What day? Hold on... does that mean she was supposed to have done something that she forgot?
“Erm... was it my turn to do the laundry?” she risked.
Tania sighed. She didn’t look
angry, just disappointed. Somehow, that was worse.
“It’s Brianna’s birthday,” she said. “We were going out for pizza. I told you in the morning, remember?”
Eve facepalmed. Worst part? She really did tell. And it had completely slipped the girl’s mind. Tania, Mr. Phil and Brianna had probably waited for her all evening.
“Shit... I’m sorry.”
“Tell that to your sister,” said her mom, before getting up from the chair and walking away to her and her husband’s room.
Evelyn pursed her lips. How was she going to explain to Brianna that she forgot about her birthday?
She walked up the steps to the shared bedroom, slowly, trying to come up with an excuse. But she stopped short from opening the door, because a noise was coming from inside. Brianna was sobbing. Eve felt a pang of guilt in her chest. Okay, so Brianna may not like her stepsister (and vice versa), but this didn’t make it right for Evelyn to ruin her birthday.

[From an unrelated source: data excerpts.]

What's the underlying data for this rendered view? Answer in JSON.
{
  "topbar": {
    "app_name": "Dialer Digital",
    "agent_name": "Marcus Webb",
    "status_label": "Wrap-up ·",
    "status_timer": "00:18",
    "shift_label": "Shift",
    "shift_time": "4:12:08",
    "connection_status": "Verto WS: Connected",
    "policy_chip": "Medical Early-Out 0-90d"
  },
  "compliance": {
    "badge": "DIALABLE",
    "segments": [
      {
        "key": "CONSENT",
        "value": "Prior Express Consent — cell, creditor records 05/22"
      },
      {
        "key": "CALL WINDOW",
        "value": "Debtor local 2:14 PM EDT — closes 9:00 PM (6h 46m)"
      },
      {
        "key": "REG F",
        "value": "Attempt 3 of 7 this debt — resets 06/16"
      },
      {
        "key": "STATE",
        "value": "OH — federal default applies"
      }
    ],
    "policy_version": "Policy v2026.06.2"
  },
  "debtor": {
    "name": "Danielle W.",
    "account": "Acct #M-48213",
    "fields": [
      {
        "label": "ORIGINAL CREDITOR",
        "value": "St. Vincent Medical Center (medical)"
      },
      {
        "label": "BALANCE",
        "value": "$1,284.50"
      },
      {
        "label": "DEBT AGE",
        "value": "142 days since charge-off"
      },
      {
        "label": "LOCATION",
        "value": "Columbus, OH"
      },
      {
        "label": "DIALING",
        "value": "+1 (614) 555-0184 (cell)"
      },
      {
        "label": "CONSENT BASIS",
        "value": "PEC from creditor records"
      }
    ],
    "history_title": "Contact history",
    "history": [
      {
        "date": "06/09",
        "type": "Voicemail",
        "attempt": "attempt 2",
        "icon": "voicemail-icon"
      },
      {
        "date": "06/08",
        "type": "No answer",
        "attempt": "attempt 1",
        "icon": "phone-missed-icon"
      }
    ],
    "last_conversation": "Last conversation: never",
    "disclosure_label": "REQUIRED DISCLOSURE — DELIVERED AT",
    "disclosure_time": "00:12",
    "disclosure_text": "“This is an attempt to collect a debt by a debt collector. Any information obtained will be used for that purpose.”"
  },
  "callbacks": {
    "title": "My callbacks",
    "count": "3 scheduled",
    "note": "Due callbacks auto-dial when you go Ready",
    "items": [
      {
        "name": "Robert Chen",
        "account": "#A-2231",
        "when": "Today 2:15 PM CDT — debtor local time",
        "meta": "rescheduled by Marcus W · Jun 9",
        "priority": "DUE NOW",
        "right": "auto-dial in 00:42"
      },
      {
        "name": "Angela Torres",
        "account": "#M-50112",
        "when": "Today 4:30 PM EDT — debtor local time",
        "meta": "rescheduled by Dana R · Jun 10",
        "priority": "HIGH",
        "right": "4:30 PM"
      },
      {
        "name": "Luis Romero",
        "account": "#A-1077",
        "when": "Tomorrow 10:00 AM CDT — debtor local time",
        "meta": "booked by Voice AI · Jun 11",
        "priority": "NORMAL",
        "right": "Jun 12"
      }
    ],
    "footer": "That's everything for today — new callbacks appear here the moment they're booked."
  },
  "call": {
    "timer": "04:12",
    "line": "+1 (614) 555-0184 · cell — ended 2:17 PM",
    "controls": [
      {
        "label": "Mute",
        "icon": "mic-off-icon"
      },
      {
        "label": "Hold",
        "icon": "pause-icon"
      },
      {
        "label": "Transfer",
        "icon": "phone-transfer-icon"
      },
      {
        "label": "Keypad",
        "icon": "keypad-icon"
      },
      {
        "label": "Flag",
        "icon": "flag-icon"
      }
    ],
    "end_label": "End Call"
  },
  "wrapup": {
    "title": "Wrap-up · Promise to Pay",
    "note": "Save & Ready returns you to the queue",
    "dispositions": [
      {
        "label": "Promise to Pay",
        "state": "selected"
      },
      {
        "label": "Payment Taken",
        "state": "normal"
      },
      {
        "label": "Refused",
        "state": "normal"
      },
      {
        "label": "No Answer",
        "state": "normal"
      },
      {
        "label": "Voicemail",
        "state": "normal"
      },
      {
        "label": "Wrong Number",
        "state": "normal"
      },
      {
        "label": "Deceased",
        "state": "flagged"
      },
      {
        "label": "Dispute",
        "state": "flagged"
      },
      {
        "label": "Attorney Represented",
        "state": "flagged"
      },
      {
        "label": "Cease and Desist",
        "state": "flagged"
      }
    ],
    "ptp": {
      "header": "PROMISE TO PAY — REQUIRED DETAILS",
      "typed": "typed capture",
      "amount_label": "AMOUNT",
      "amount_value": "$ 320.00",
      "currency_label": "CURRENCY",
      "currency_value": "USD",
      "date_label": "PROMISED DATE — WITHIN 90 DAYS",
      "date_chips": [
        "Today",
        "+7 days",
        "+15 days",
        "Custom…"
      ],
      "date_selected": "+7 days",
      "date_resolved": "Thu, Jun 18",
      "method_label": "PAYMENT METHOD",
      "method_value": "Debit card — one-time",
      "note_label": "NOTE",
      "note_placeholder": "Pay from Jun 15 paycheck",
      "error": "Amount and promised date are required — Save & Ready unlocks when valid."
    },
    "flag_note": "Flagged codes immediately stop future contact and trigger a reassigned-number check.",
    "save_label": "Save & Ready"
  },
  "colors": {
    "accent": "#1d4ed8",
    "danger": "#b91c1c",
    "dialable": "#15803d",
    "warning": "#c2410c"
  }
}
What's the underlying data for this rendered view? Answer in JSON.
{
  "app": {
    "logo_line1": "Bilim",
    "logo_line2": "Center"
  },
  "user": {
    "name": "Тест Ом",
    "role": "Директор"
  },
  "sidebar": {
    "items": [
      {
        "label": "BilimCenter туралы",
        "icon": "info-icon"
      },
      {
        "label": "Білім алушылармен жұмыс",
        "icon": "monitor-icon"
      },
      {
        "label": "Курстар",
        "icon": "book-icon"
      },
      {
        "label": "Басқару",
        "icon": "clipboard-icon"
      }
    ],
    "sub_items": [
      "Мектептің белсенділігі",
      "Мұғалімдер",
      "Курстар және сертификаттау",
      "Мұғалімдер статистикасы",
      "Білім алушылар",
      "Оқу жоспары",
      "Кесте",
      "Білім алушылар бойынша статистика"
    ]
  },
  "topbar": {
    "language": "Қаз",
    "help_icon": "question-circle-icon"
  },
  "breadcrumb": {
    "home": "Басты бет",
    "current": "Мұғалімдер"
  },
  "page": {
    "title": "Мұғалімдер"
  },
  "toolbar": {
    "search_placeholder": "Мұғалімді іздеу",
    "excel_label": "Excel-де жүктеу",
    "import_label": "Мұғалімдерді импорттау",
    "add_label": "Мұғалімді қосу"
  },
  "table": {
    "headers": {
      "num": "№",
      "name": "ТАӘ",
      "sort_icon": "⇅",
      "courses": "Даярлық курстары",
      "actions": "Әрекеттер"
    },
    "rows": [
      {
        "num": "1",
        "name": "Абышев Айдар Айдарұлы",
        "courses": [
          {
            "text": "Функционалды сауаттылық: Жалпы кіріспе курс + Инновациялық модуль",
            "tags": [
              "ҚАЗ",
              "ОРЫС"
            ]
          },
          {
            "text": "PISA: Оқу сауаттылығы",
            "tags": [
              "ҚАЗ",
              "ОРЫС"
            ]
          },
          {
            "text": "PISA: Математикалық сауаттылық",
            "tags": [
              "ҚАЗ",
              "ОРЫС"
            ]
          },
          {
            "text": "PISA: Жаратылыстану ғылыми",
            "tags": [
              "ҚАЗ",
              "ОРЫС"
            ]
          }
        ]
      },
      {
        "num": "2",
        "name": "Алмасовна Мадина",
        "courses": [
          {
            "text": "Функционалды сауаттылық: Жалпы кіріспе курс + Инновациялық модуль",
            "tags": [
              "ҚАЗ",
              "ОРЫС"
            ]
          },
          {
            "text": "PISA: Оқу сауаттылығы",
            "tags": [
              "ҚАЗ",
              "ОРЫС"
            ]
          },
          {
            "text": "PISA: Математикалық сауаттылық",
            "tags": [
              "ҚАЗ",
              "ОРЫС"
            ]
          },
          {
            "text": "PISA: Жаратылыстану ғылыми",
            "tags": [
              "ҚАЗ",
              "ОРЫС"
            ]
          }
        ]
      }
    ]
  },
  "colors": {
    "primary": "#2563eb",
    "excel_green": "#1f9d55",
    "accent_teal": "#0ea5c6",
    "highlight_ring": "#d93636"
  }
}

Evelyn knocked. The sobbing instantly stopped. She swung open the door. Brianna was lying in bed, under the covers, with the bedside lamp on.
“Hey...” Evee called. No response. “Um... sorry for today. My bad. But look, you can still go out for pizza some other day, right? With mom, and Mr. Phil. I’m sure they’ll take you tomorrow, if you ask them. No harm done?”
Still no response. Eve shrugged, got herself a change of clothes from the wardrobe, then left the room to take a bath downstairs. When she came up again, the bedside lamp was off, so she assumed Brianna was already asleep. She dove into her own bed and instantly fell asleep, as well.
Eve woke up a few hours later to the sound of Brianna’s voice. At first, she thought the blonde was talking to someone. Except... the words she spoke made no sense. It was a language Evelyn had never heard before. When she turned to look, there was a circle chalked on the floor, with lit candles all around it. Seven candles, in total. Brianna held a thick book in her hands, and was reading from it. Was that an incantation? Eve pinched herself, just to make sure she wasn’t dreaming the whole thing.
“Brianna?” she called, confused. But Brianna did not look at her, and instead simply kept reading in the strange language of the book. Eve got up, then took careful steps toward her stepsister. “Brianna, what are you doing?”
Brianna finished her incantation. She closed the book. The chalk circle started glowing in a bright blue color. Wind blew around them. How could there be wind inside a bedroom? Or rather... where was the bedroom? Where was anything at all? Eve could only see herself, the blue glowing circle of chalk, and Brianna standing before her, the rest was darkness. The wind seemed to be blowing counterclockwise around the circle, like a whirlwind. And then, as suddenly as it had begun, it stopped. The chalk circle was gone, too. Brianna and Evelyn were inside a large square room of stone walls, with no doors or windows. The only light in the room came from a lit torch on the wall. Evelyn looked around, alarmed.
“Where are we?” she asked.
Brianna scrunched her face, and said a word her stepsister had never known to be a part of her vocabulary, until then.